Saison 2011 / 2012
04.12.2011 / Alemannia Aachen - TSV 1860 München / Neuer Tivoli
So, 04.12.2011 / Alemannia Aachen - TSV 1860 München 2:2 (1:1)
Zuschauer: 17.023 (davon ca. 600 aus München)
Tore: 0:1 Buck (41.); 1:1 Radu (43.); 1:2 Aigner (77.); 2:2 Sibum (83.)

Einen Sieg hat es heute leider nicht gegeben. Trotzdem war es ein wirklich guter Auftritt unserer Jungs. Kämpferisch stark, bissig, leidenschaftlich. Insofern war es dann doch ein versöhnlicher Abschluss der Hinrunde. Hoffnung machend.

Vielleicht war es das beste Spiel der laufenden Saison. Auf jeden Fall aber das beste unter Funkel. Und die Mannschaft hat Moral gezeigt.

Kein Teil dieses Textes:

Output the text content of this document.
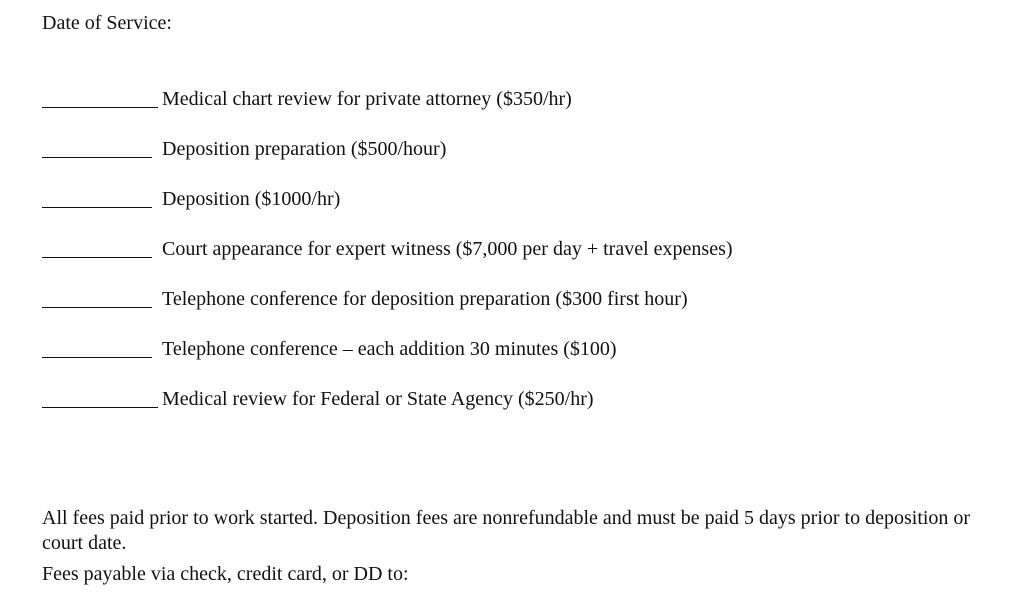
Date of Service:
Medical chart review for private attorney ($350/hr)
Deposition preparation ($500/hour)
Deposition ($1000/hr)
Court appearance for expert witness ($7,000 per day + travel expenses)
Telephone conference for deposition preparation ($300 first hour)
Telephone conference – each addition 30 minutes ($100)
Medical review for Federal or State Agency ($250/hr)

All fees paid prior to work started. Deposition fees are nonrefundable and must be paid 5 days prior to deposition or court date.

Fees payable via check, credit card, or DD to:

Zweimal konnten wir einen Rückstand nur Minuten später wieder ausgleichen. Beide Male war in erster Linie der unbedingte Wille zum Torerfolg entscheidend. Beim 1:1 traf Radu aus nahezu unmöglicher Schussposition nach Vorarbeit von Yabo und Falkenberg per Fallrückzieher. Beim 2:2 setzte sich Sibum nach Flanke von Uludag im Zweikampf resolut durch und drückte den Ball über die Linie.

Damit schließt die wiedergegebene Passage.